AppyDays has a nice feature that allows you to mark your favorite apps so that you’ll never miss their discounts. Maybe getting a 10% discount on an app is not quite enough for you. Maybe the original price is just too much, and while you’d love to buy and use the app, you just can’t afford it, even with 10% off. Well, with AppyDays’ favorites feature, you can mark the app as a favorite, and then you’ll be able to easily check back again and again to see if the developer ever offers a 50% or even a 75% discount on that particular app.
As you can see in the image above, not only can you mark an app a favorite, you can also mark an app or its developer as something or someone you’d like to ignore. The weird little button also allows you to copy the link to the App Store page or tweet the link to all your Twitter followers.
Room for Improvement
I have two gripes with AppyDays. The first is that, besides the info in the list of search results, there’s no way to get more information about the app that interests you without opening up the offical App Store application on your Mac. That’s a small gripe, I know, but I tend to work with many applications already open on my computer, and knowing that AppyDays actually requires two applications to be of any use — itself and the official App Store app — well, that’s a bit annoying.
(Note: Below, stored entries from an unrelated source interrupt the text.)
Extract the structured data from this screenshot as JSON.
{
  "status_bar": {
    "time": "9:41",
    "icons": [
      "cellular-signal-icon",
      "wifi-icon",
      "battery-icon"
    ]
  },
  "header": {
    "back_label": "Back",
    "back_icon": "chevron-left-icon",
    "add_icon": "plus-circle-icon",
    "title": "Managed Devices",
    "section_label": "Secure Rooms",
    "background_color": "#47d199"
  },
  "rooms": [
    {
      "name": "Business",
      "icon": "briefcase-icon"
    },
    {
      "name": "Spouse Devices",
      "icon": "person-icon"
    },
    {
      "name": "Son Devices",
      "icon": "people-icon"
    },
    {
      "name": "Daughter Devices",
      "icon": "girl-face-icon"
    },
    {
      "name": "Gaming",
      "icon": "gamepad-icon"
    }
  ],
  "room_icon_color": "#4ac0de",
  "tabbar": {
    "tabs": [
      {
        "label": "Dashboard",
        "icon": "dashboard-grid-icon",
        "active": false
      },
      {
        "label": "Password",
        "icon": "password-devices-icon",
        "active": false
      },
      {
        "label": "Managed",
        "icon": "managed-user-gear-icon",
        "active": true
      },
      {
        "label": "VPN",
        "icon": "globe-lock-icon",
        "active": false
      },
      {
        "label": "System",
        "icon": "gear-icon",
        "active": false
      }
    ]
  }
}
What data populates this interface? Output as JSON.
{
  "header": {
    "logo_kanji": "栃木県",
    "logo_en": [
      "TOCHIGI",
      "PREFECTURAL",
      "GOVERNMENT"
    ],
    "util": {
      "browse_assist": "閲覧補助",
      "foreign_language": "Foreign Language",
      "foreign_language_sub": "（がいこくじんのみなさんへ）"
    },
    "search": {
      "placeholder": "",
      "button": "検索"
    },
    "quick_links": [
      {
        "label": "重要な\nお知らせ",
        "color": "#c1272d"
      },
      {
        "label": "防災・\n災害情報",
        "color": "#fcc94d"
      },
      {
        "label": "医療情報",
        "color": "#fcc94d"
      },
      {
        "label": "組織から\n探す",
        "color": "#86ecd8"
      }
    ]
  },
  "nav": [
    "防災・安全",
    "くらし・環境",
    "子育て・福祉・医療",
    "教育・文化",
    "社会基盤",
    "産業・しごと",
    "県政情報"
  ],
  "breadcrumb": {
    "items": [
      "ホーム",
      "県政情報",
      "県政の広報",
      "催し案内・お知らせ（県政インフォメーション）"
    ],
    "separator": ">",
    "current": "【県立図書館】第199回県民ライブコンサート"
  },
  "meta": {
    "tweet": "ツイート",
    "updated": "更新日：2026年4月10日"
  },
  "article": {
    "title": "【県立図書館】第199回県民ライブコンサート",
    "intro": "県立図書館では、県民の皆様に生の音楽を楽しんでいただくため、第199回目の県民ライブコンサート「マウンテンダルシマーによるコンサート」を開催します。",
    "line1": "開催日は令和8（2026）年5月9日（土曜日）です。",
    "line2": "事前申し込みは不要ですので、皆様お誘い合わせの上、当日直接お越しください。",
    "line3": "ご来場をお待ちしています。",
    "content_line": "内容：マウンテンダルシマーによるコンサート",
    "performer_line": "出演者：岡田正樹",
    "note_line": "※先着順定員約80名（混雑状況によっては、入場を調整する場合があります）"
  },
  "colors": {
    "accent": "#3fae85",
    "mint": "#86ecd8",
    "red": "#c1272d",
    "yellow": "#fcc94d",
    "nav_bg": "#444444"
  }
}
The second gripe is more of a copywriting mistake, and it’s focused on that “Buy Now” button. In the copywriting world, this bit of text is called “microcopy,” and you’d be surprised at how much microcopy can influence the way we engage with websites and apps.
Anyway, my gripe is that, the first time I launched AppyDays, I was searching around for a way to find out more information about one of the apps that interested me. I clicked on the app’s logo, the app’s name, that weird little drop-down button… but nothing worked. All that was left to click on was the “Buy Now” button. But I didn’t want to “Buy Now.” I just wanted to find out more about an app.
Knowing that I had to test it anyway, I held my breath and clicked the button. I’m not sure what I thought would happen, but there was a distant possibility that the official App Store would open, I’d see that app’s logo bound off the window and into my launchpad, and my credit card would get charged $1.99. Of course, that didn’t happen. All that happened was that the App Store opened to the app’s page, and I could do whatever I wanted from there.
But here’s the thing: because of a bad bit of microcopy, this AppyDays user experienced a flutter of anxiety while using the app. That’s not a good thing. Luckily, there’s a simple fix. All they have to do is change the wording on the “Buy Now” button to something more innocuous, like “Get Details” or “More Info” or whatever.
AppyDays does exactly what it says it will do: provide you with a filterable and searchable list of the discounted apps on the App Stores. While there’s a little room for improvement when it comes to the user interaction with the app, AppyDays runs solid enough to be worth its price.
It won’t replace your use of the official Mac App Store application (especially since it depends on it), but it will come in handy as the App Store’s more frugal little partner.